Tujuan : utuk melihat apakah larutan tersebut jernih dan bebas dari kotoran atau tidak
maka itu perlu dilakukan uji kejernihan secara visual.
Prosedur kerja :
1. Penetapan penggunaan tabung reaksi alas datar diameter 15 mm hingga 25 mm, tidak
berwarna, transparan dan terbuat dari kaca netral.
2. Masukan kedalam dua tabung reaksi masing-masing larutan, zat uji dan suspense
padanan yang sesuai secukupnya, yang dibuat segar dengan cara seperti tertera
dibawah sehingga volume larutan dalam tabung reaksi terisi setinggi tepat 40 mm.
3. Bandingkan ke dua isi tabung setelah 5 menit pembuatan suspense padanan, dengan
latar belakang hitam.
4. Pengamatan dilakukan dibawah cahaya yang terdifusi, tegak lurus kearah bawah
tabung. Difusi cahaya harus sedemikian hingga suspense padanan I dapat langsung
dibedakan dari air dan dari suspense padanan II.

D. Uji Kebocoran
Uji kebocoran dilakukan dengan membalikan botol sediaan infus dengan mulut botol
menghadap kebawah. Diamati ada tidaknya cairan yang keluar menetes dari botol.
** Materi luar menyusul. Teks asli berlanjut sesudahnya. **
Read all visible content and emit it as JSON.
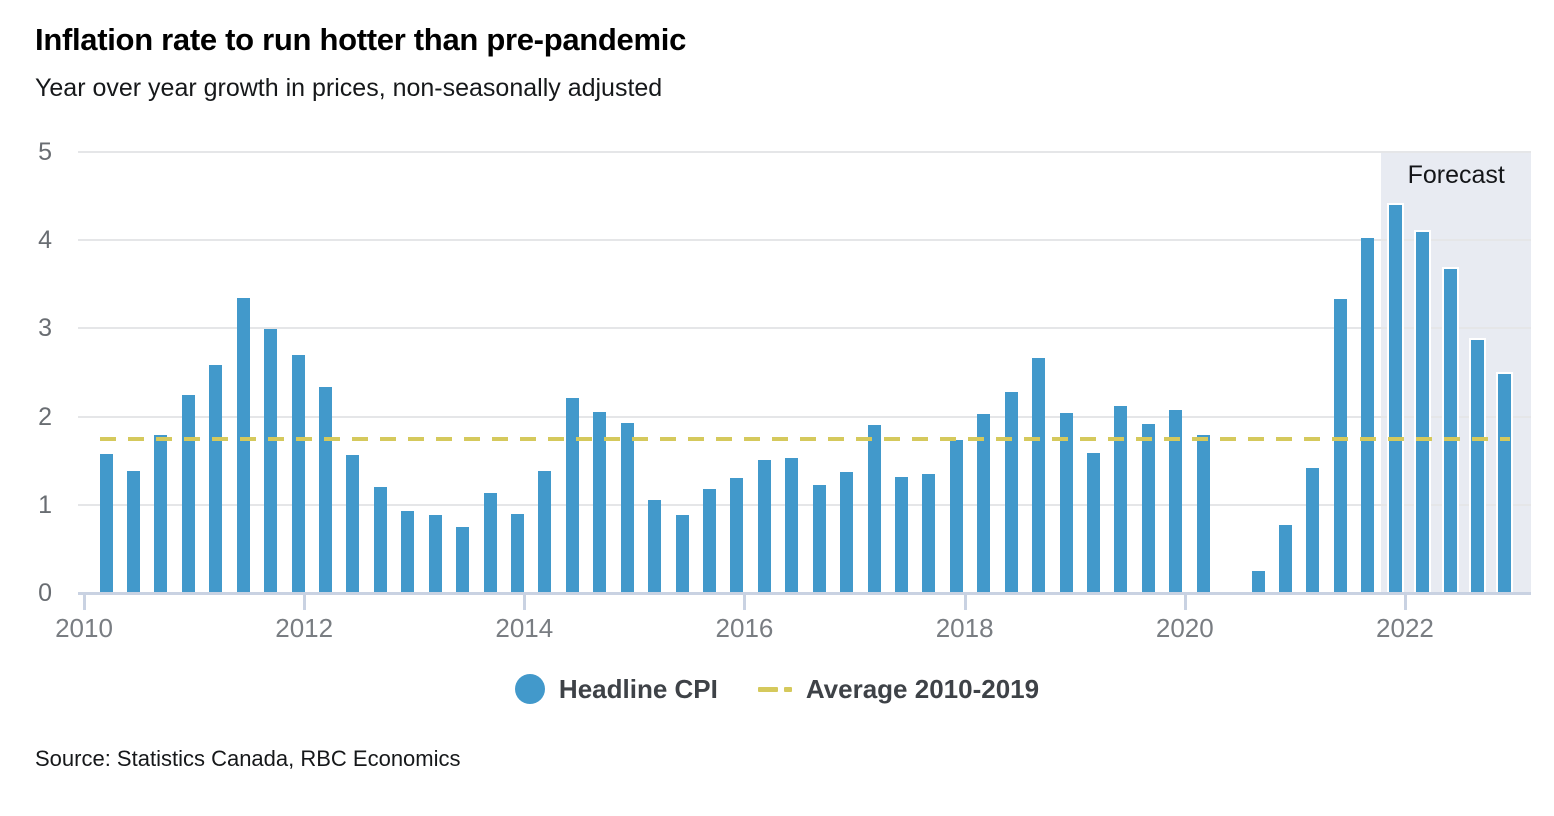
{
  "header": {
    "title": "Inflation rate to run hotter than pre-pandemic",
    "subtitle": "Year over year growth in prices, non-seasonally adjusted"
  },
  "legend": {
    "items": [
      {
        "label": "Headline CPI",
        "marker": "circle"
      },
      {
        "label": "Average 2010-2019",
        "marker": "dashed-line"
      }
    ]
  },
  "source": "Source: Statistics Canada, RBC Economics",
  "colors": {
    "bar": "#4299cb",
    "avg_line": "#d5c95c",
    "forecast_bg": "#e8ebf2",
    "gridline": "#e5e6e8",
    "axis": "#c9d2e2",
    "y_tick_label": "#696d72",
    "x_tick_label": "#797d82",
    "forecast_label": "#141619",
    "legend_text": "#3e4247"
  },
  "chart_data": {
    "type": "bar",
    "title": "Inflation rate to run hotter than pre-pandemic",
    "subtitle": "Year over year growth in prices, non-seasonally adjusted",
    "ylabel": "",
    "xlabel": "",
    "ylim": [
      0,
      5
    ],
    "yticks": [
      0,
      1,
      2,
      3,
      4,
      5
    ],
    "xtick_years": [
      2010,
      2012,
      2014,
      2016,
      2018,
      2020,
      2022
    ],
    "grid": true,
    "legend_position": "bottom",
    "categories": [
      "2010 Q1",
      "2010 Q2",
      "2010 Q3",
      "2010 Q4",
      "2011 Q1",
      "2011 Q2",
      "2011 Q3",
      "2011 Q4",
      "2012 Q1",
      "2012 Q2",
      "2012 Q3",
      "2012 Q4",
      "2013 Q1",
      "2013 Q2",
      "2013 Q3",
      "2013 Q4",
      "2014 Q1",
      "2014 Q2",
      "2014 Q3",
      "2014 Q4",
      "2015 Q1",
      "2015 Q2",
      "2015 Q3",
      "2015 Q4",
      "2016 Q1",
      "2016 Q2",
      "2016 Q3",
      "2016 Q4",
      "2017 Q1",
      "2017 Q2",
      "2017 Q3",
      "2017 Q4",
      "2018 Q1",
      "2018 Q2",
      "2018 Q3",
      "2018 Q4",
      "2019 Q1",
      "2019 Q2",
      "2019 Q3",
      "2019 Q4",
      "2020 Q1",
      "2020 Q2",
      "2020 Q3",
      "2020 Q4",
      "2021 Q1",
      "2021 Q2",
      "2021 Q3",
      "2021 Q4",
      "2022 Q1",
      "2022 Q2",
      "2022 Q3",
      "2022 Q4"
    ],
    "series": [
      {
        "name": "Headline CPI",
        "type": "bar",
        "color": "#4299cb",
        "values": [
          1.58,
          1.38,
          1.79,
          2.25,
          2.58,
          3.35,
          2.99,
          2.7,
          2.33,
          1.56,
          1.2,
          0.93,
          0.88,
          0.75,
          1.13,
          0.9,
          1.38,
          2.21,
          2.05,
          1.93,
          1.05,
          0.88,
          1.18,
          1.3,
          1.51,
          1.53,
          1.22,
          1.37,
          1.9,
          1.31,
          1.35,
          1.74,
          2.03,
          2.28,
          2.66,
          2.04,
          1.59,
          2.12,
          1.92,
          2.08,
          1.79,
          0.0,
          0.25,
          0.77,
          1.42,
          3.33,
          4.03,
          4.4,
          4.09,
          3.67,
          2.87,
          2.48
        ]
      },
      {
        "name": "Average 2010-2019",
        "type": "dashed_line",
        "color": "#d5c95c",
        "value": 1.75
      }
    ],
    "forecast": {
      "label": "Forecast",
      "start_category": "2021 Q4",
      "start_index": 47
    }
  }
}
Pada
pembuatan kecil-kecilan hal ini dapat dilakukan dengan mata tetapi tetapi untuk produksi
skala besar hal ini tidak mungkin dikerjakan.
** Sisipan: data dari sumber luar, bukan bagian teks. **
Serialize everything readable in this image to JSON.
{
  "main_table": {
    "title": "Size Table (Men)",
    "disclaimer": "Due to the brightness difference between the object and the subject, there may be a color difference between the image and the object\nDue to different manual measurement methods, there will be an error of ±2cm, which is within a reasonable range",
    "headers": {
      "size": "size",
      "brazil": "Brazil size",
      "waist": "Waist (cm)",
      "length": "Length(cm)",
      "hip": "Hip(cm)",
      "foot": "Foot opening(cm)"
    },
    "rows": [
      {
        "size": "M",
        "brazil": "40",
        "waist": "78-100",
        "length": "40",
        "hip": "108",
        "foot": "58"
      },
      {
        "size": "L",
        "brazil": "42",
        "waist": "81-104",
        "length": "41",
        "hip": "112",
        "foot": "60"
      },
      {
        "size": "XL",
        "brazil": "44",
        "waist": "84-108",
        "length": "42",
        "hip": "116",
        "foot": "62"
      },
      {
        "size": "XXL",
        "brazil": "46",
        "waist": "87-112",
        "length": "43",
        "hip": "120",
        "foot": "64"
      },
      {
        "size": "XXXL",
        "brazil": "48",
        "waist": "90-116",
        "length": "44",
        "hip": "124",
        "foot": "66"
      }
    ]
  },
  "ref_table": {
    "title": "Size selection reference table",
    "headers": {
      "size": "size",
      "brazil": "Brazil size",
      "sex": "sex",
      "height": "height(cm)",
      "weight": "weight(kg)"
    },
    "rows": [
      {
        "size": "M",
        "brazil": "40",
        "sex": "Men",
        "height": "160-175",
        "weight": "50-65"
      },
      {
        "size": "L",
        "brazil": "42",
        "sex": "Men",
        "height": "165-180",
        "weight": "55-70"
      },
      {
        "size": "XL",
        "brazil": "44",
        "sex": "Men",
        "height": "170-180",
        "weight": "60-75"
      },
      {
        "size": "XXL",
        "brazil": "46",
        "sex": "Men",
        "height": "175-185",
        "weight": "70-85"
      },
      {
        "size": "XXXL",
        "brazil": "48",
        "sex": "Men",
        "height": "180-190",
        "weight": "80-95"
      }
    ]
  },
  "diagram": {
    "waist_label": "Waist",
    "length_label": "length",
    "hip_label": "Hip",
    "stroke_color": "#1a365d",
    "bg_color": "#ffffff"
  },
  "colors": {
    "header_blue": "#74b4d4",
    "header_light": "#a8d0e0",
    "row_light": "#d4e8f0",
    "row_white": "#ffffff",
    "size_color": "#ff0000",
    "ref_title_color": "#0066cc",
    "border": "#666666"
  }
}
Tujuan : untuk memeriksa keutuhan kemasan agar terjaga sterilisasi dan volume serta
kestabilan sediaan. Jika tidak dilakukan uji kebocoran maka dapat menyebabkan
masuknya mikroorganisme atau kontanminan lain yang berbahaya kedalam ampul atau
isinya dapat bocor keluar dan merusak penampilan kemasan.
Prosedur kerja :
1. Diletakan ampul di dalam zat warna (birumetilen 0,5-1%) dalam ruangan vakum.
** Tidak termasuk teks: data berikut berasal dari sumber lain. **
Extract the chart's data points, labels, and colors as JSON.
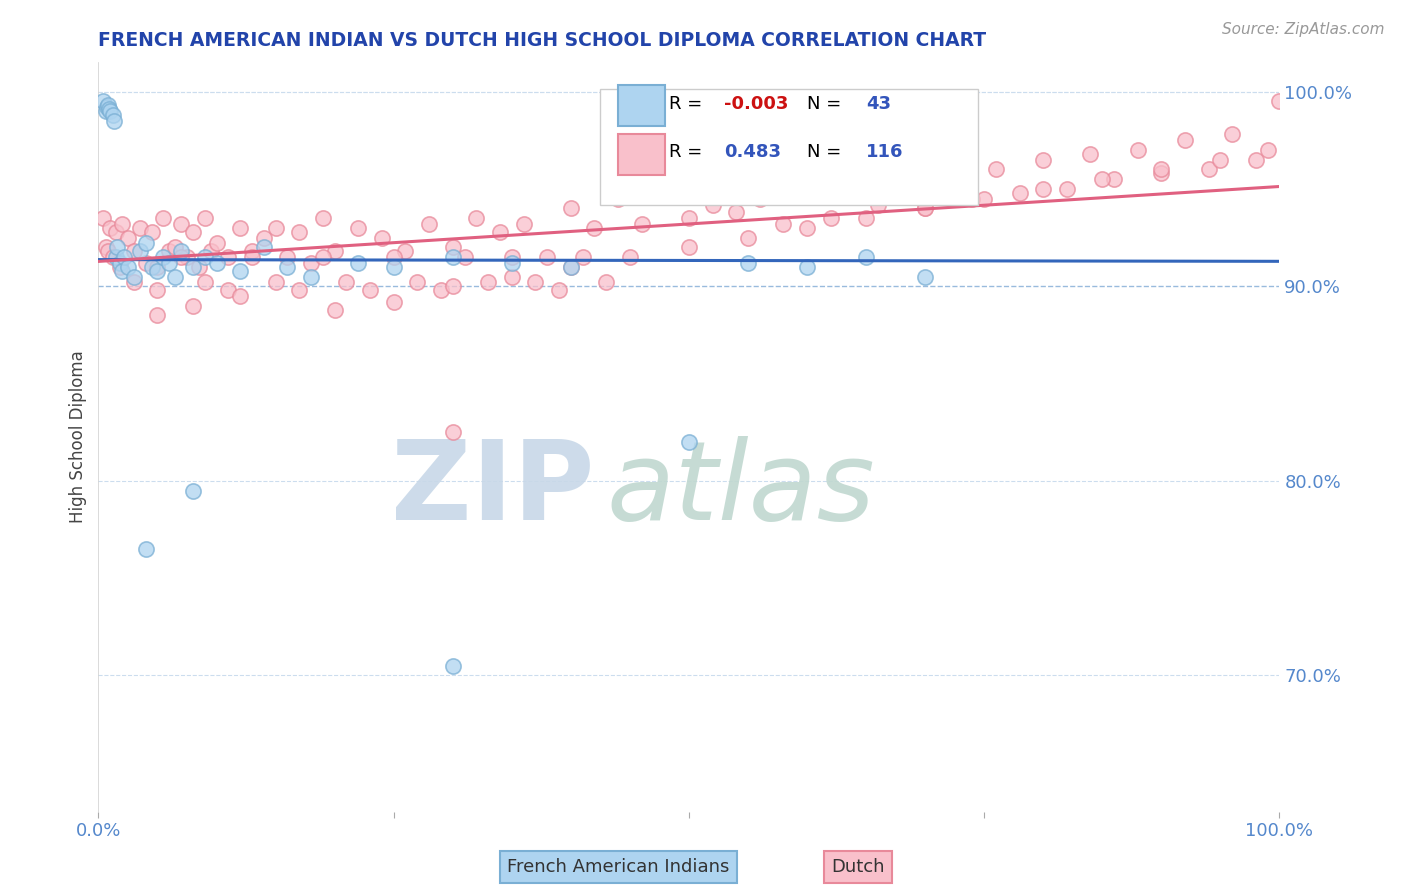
{
  "title": "FRENCH AMERICAN INDIAN VS DUTCH HIGH SCHOOL DIPLOMA CORRELATION CHART",
  "source": "Source: ZipAtlas.com",
  "ylabel": "High School Diploma",
  "right_yticks": [
    70.0,
    80.0,
    90.0,
    100.0
  ],
  "legend_blue_r": "-0.003",
  "legend_blue_n": "43",
  "legend_pink_r": "0.483",
  "legend_pink_n": "116",
  "blue_face_color": "#AED4F0",
  "blue_edge_color": "#7AAFD4",
  "pink_face_color": "#F9C0CB",
  "pink_edge_color": "#E8899A",
  "blue_line_color": "#3366BB",
  "pink_line_color": "#E06080",
  "title_color": "#2244AA",
  "axis_tick_color": "#5588CC",
  "watermark_zip_color": "#C8D8E8",
  "watermark_atlas_color": "#C0D8D0",
  "source_color": "#999999",
  "grid_color_90": "#99BBDD",
  "grid_color_other": "#CCDDEE",
  "xlim": [
    0.0,
    1.0
  ],
  "ylim": [
    63.0,
    101.5
  ],
  "blue_x": [
    0.004,
    0.006,
    0.007,
    0.008,
    0.009,
    0.01,
    0.012,
    0.013,
    0.015,
    0.016,
    0.018,
    0.02,
    0.022,
    0.025,
    0.03,
    0.035,
    0.04,
    0.045,
    0.05,
    0.055,
    0.06,
    0.065,
    0.07,
    0.08,
    0.09,
    0.1,
    0.12,
    0.14,
    0.16,
    0.18,
    0.22,
    0.25,
    0.3,
    0.35,
    0.4,
    0.5,
    0.55,
    0.6,
    0.65,
    0.7,
    0.04,
    0.08,
    0.3
  ],
  "blue_y": [
    99.5,
    99.0,
    99.2,
    99.3,
    99.1,
    99.0,
    98.8,
    98.5,
    91.5,
    92.0,
    91.2,
    90.8,
    91.5,
    91.0,
    90.5,
    91.8,
    92.2,
    91.0,
    90.8,
    91.5,
    91.2,
    90.5,
    91.8,
    91.0,
    91.5,
    91.2,
    90.8,
    92.0,
    91.0,
    90.5,
    91.2,
    91.0,
    91.5,
    91.2,
    91.0,
    82.0,
    91.2,
    91.0,
    91.5,
    90.5,
    76.5,
    79.5,
    70.5
  ],
  "pink_x": [
    0.004,
    0.006,
    0.008,
    0.01,
    0.012,
    0.015,
    0.018,
    0.02,
    0.025,
    0.03,
    0.035,
    0.04,
    0.045,
    0.05,
    0.055,
    0.06,
    0.065,
    0.07,
    0.075,
    0.08,
    0.085,
    0.09,
    0.095,
    0.1,
    0.11,
    0.12,
    0.13,
    0.14,
    0.15,
    0.16,
    0.17,
    0.18,
    0.19,
    0.2,
    0.22,
    0.24,
    0.26,
    0.28,
    0.3,
    0.32,
    0.34,
    0.36,
    0.38,
    0.4,
    0.42,
    0.44,
    0.46,
    0.48,
    0.5,
    0.52,
    0.54,
    0.56,
    0.58,
    0.6,
    0.62,
    0.64,
    0.66,
    0.68,
    0.7,
    0.72,
    0.74,
    0.76,
    0.78,
    0.8,
    0.82,
    0.84,
    0.86,
    0.88,
    0.9,
    0.92,
    0.94,
    0.96,
    0.98,
    1.0,
    0.03,
    0.05,
    0.07,
    0.09,
    0.11,
    0.13,
    0.15,
    0.17,
    0.19,
    0.21,
    0.23,
    0.25,
    0.27,
    0.29,
    0.31,
    0.33,
    0.35,
    0.37,
    0.39,
    0.41,
    0.43,
    0.05,
    0.08,
    0.12,
    0.2,
    0.25,
    0.3,
    0.35,
    0.4,
    0.45,
    0.5,
    0.55,
    0.6,
    0.65,
    0.7,
    0.75,
    0.8,
    0.85,
    0.9,
    0.95,
    0.99,
    0.3
  ],
  "pink_y": [
    93.5,
    92.0,
    91.8,
    93.0,
    91.5,
    92.8,
    91.0,
    93.2,
    92.5,
    91.8,
    93.0,
    91.2,
    92.8,
    91.0,
    93.5,
    91.8,
    92.0,
    93.2,
    91.5,
    92.8,
    91.0,
    93.5,
    91.8,
    92.2,
    91.5,
    93.0,
    91.8,
    92.5,
    93.0,
    91.5,
    92.8,
    91.2,
    93.5,
    91.8,
    93.0,
    92.5,
    91.8,
    93.2,
    92.0,
    93.5,
    92.8,
    93.2,
    91.5,
    94.0,
    93.0,
    94.5,
    93.2,
    94.8,
    93.5,
    94.2,
    93.8,
    94.5,
    93.2,
    94.8,
    93.5,
    95.0,
    94.2,
    95.5,
    94.0,
    95.8,
    94.5,
    96.0,
    94.8,
    96.5,
    95.0,
    96.8,
    95.5,
    97.0,
    95.8,
    97.5,
    96.0,
    97.8,
    96.5,
    99.5,
    90.2,
    89.8,
    91.5,
    90.2,
    89.8,
    91.5,
    90.2,
    89.8,
    91.5,
    90.2,
    89.8,
    91.5,
    90.2,
    89.8,
    91.5,
    90.2,
    91.5,
    90.2,
    89.8,
    91.5,
    90.2,
    88.5,
    89.0,
    89.5,
    88.8,
    89.2,
    90.0,
    90.5,
    91.0,
    91.5,
    92.0,
    92.5,
    93.0,
    93.5,
    94.0,
    94.5,
    95.0,
    95.5,
    96.0,
    96.5,
    97.0,
    82.5
  ]
}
2. Ditekanan atmofer berikutnya kemudian menyebabkan zat warna berpenetrasi
kedalam lubang, dapat dilihat setelah bagian luar ampul dicuci untuk membersihkan
zat warnannya. Yang bocor akan berwarna biru, karena larutan metilen akan masuk ke
dalam larutan injeksi tersebut.
Untuk yang disterilkan tanpa pemanasan atau cara aseptik, diperiksa dengan
memasukkan ke dalam eksikator dan divakumkan. Pada wadah yang bocor, isinya akan
keluar. Syarat uji kebocoran yakni tidak adanya zat warna metilen blue yang masuk pada
sediaan infus.
2. Evaluasi Kimia
Penetapan kadar
Pipet sejumlah volume injeksi setara dengan kurang lebih 90 mg natrium klorida,
masukkan kedalam wadah dari porselen dan tambahkan 140 mL air dan 1 mL dikloroflouresein
LP. Campur dan titrasi dengan perak nitran 0,1 NLV hingga perak klorida menggumpal dan
campuran berwarnah merah mudah. 1 mL perak nitrat 0,1 N setara dengan 5,844 mg Na Cl

3. Evaluasi Biologi
A. Uji Sterilisasi
Asas : Larutan uji + media perbenihan, inkubasi pada 20°C-25°C
Metode Uji : Teknik penyaringan dengan filter membrane (dibagi menjadi 2 bagian) lalu
diinkubasi.
B. Uji Pirogen
Uji pirogen dimaksudkan untuk membatasi risiko reaksi demam pada tingkat yang dapat
diterima oleh pasien pad ape, berian sediaan injeksi. Pengujian meliputi pengukuran
kenaikan suhu kelinci setelah penyuntikan larutan uji setelah intravena.